Monday, 1 April 2013

Bob Marley and his sound engineers recording techniques


Bob Marley Exodus album was released in 1977 and the engineers behind the scene were Karl Pitterson , Guy Bidmead and Ferry Barham .The label which released exodus album was Island ILPS 19498 the record format was 12” vinyl and was released in Italy.
The recording techniques used are: two takes for the vocals with different microphones , the great thing about those two takes are that the sound engineers switch between the two recordings thru the track for a grater sound quality some pieces of recording might be clipped somewhere and that is why they switch between them and for instance a microphone can catch higher frequencies and the other no.The main rule of Bob’s recording is never mix down too much because of the quality loss , the guitar is always overdubbed and it follows the keys and vocals he also prefers more lead vocal .For some reverberant sound they use an EMT Echo plate , spring reverb maybe some Urei Compression a little bit of delay and ADT for backing vocals.

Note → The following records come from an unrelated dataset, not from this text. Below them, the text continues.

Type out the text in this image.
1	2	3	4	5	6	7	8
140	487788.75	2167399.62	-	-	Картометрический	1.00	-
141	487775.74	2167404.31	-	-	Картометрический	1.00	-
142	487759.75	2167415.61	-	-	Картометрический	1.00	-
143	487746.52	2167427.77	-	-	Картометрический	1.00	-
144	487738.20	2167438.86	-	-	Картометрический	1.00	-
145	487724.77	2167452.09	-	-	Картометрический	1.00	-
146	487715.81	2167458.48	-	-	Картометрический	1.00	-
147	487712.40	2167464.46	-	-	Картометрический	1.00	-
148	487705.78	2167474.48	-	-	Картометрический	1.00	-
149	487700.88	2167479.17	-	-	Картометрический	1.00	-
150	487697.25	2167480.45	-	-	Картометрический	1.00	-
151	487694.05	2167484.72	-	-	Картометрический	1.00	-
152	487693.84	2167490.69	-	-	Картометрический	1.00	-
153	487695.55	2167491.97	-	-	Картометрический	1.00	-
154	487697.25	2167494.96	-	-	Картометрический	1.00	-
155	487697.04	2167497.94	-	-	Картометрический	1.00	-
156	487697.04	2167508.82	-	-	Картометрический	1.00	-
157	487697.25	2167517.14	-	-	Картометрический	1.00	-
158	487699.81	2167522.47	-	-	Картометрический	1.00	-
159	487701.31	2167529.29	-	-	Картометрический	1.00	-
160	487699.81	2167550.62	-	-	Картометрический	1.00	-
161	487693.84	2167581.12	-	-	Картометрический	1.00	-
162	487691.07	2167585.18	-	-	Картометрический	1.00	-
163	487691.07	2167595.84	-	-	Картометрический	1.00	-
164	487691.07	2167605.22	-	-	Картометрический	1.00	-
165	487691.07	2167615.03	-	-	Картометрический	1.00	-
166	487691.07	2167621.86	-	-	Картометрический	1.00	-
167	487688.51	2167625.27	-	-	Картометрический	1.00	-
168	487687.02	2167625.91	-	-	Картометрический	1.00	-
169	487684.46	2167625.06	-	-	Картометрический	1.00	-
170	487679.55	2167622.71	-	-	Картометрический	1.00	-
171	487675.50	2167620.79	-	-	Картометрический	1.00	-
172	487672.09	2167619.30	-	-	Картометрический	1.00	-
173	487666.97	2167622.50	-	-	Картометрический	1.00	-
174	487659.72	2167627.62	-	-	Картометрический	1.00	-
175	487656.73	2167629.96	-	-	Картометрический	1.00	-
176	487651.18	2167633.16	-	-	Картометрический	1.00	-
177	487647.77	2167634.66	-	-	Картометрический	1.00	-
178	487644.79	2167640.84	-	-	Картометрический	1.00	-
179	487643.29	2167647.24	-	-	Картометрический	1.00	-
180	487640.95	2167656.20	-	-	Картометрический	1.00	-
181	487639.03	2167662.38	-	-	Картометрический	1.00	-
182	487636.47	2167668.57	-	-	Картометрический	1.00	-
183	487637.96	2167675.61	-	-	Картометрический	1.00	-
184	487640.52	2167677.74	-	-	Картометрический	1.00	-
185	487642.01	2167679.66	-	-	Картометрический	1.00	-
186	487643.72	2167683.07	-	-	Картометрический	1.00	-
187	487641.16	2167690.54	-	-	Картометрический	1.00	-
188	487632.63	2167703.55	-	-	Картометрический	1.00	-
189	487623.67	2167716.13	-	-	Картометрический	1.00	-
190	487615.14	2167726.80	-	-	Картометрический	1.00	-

When the “Exodus” album was recorded the equipment was very limited , when Bob was recording he liked to play different types of distortion thru amps , the sound engineers achieved a great guitar fuzz out of the Helios desk by overdriving the line. Because of the lack of multi track Bob Marley’s sound engineers recorded the drum kit by putting 2 microphones one for the kick drum and one for the rest of the drum kit great sense of solid sounds.Bob used in 1977 a Newmann U87 microphone which ran into a Helios console and then an 1176 compressor.